###
Fully-Functional Suffix Trees and Optimal Text Searching in BWT-runs Bounded
Space

####
Travis Gagie, Gonzalo Navarro, and Nicola Prezza

Indexing highly repetitive texts --- such as genomic databases, software
repositories and versioned text collections --- has become an important
problem
since the turn of the millennium. A relevant compressibility measure for
repetitive texts is *r*, the number of runs in their Burrows-Wheeler
Transforms
(BWTs). One of the earliest indexes for repetitive collections, the Run-Length
FM-index, used *O(r)* space and was able to efficiently count the number of
occurrences of a pattern of length *m* in a text of length *n* (in
*O(m log log n)* time,
with current techniques). However, it was unable to locate the
positions of those occurrences efficiently within a space bounded in terms of
*r*.
In this paper we close
this long-standing problem, showing how to extend the Run-Length FM-index
so that it can locate the *occ* occurrences efficiently (in
*O(occ log log n)*
time)
within *O(r)* space.

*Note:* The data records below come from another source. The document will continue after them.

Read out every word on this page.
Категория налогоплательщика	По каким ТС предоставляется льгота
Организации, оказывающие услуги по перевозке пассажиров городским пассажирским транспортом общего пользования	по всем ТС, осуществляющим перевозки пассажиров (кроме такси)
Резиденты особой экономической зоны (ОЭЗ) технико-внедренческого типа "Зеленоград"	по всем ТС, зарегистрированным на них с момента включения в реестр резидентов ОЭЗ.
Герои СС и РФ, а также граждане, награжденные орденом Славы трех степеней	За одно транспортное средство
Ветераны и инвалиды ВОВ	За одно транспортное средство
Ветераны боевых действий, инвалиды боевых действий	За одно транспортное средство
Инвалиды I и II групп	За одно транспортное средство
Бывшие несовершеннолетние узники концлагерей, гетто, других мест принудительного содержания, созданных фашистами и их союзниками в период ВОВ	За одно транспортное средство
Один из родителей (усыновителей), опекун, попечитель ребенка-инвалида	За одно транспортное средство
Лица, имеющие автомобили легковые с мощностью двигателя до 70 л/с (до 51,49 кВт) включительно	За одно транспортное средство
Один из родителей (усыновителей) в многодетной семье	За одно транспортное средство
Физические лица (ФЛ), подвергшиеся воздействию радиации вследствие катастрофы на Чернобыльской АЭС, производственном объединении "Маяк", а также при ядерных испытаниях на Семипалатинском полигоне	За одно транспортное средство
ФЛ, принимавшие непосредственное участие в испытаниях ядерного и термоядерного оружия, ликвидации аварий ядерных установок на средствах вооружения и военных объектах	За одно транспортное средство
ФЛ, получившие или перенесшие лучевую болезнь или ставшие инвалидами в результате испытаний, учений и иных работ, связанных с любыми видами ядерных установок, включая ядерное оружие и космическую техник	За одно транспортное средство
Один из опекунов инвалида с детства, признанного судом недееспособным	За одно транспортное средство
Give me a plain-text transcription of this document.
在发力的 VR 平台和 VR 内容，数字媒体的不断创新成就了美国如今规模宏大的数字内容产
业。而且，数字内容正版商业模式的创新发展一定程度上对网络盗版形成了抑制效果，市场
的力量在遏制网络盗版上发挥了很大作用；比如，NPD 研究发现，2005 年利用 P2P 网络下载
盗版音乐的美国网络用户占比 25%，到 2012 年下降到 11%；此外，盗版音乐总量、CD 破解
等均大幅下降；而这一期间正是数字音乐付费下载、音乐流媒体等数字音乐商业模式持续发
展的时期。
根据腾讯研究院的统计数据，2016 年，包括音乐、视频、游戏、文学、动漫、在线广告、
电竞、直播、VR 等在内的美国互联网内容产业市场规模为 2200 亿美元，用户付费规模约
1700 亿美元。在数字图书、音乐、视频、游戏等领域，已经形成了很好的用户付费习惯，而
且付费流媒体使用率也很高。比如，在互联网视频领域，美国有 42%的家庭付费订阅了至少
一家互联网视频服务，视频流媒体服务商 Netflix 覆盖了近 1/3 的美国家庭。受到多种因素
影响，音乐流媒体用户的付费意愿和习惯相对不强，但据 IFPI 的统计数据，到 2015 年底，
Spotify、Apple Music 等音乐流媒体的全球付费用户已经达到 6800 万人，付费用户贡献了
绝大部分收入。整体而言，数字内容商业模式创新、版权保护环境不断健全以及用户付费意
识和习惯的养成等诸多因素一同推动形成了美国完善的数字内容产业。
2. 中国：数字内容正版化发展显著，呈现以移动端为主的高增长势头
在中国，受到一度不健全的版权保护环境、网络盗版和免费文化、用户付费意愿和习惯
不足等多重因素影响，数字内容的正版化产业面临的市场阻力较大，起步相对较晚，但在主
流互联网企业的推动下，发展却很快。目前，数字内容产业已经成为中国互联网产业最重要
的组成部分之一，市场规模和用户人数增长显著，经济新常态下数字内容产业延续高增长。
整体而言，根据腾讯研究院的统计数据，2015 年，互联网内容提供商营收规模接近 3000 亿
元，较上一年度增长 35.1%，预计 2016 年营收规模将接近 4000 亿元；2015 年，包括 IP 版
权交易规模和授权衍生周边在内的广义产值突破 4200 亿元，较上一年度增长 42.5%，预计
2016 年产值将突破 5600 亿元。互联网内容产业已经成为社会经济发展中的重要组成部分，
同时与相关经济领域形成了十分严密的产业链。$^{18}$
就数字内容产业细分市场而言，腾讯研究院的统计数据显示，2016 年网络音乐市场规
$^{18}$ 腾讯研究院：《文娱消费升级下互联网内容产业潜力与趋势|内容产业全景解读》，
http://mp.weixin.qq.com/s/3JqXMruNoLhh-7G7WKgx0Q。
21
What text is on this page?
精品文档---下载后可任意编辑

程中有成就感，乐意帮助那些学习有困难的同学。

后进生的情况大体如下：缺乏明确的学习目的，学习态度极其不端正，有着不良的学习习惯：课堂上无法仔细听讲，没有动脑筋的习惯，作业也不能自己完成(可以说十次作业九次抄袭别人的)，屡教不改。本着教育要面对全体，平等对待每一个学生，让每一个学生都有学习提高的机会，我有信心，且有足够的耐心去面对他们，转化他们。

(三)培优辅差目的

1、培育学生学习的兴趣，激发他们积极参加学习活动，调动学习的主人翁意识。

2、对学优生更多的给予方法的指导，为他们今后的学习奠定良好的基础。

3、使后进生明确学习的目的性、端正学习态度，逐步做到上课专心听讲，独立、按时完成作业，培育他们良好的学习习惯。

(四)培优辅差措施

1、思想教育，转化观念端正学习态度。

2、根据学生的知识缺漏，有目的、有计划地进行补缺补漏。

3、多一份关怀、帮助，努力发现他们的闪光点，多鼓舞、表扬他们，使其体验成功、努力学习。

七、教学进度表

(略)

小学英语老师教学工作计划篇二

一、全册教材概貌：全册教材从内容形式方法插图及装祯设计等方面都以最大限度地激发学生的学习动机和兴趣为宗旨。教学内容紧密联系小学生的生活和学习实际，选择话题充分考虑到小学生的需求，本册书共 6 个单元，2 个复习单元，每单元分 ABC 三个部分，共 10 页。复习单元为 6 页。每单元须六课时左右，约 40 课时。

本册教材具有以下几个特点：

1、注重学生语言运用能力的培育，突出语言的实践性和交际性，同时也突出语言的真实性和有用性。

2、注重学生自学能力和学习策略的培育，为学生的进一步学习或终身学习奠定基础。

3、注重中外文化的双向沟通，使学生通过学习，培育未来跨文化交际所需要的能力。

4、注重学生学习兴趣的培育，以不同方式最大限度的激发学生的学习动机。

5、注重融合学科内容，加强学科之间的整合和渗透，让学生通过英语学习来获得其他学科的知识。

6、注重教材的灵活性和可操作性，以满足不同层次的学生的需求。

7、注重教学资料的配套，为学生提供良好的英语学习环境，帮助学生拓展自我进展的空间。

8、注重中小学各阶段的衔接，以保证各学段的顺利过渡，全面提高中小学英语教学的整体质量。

By raising the space to *O(r log log n)* our index counts
the
occurrences in optimal time, *O(m)*, and locates them in optimal time as well,
*O(m+occ)*.
By further raising the space by an *O(w / log s)* factor, where
*s* is
the alphabet
size and *w = Omega(log n)* is the RAM machine size in bits,
we support count and locate in
*O(ceil(m log(s) / w))* and *O(ceil(m log(s) / w) + occ)*
time, which is optimal in the packed setting and had not been obtained before
in compressed space. We also
describe a structure using *O(r log(n/r))* space that replaces the text and
extracts any text substring of length *l* in the almost-optimal time
*O(log(n/r) + l log(s) / w)*. Within that space, we similarly provide
access to arbitrary suffix array, inverse suffix array, and longest common
prefix
array cells in time *O(log(n/r))*, and extend these capabilities to full
suffix tree functionality,
typically in *O(log(n/r))* time per operation.
Our experiments show that our *O(r)*-space index outperforms the
space-competitive alternatives by 1-2 orders of magnitude in time.
Competitive implementations of the original FM-index are outperformed by 1-2
orders of magnitude in space and/or 2-3 in time.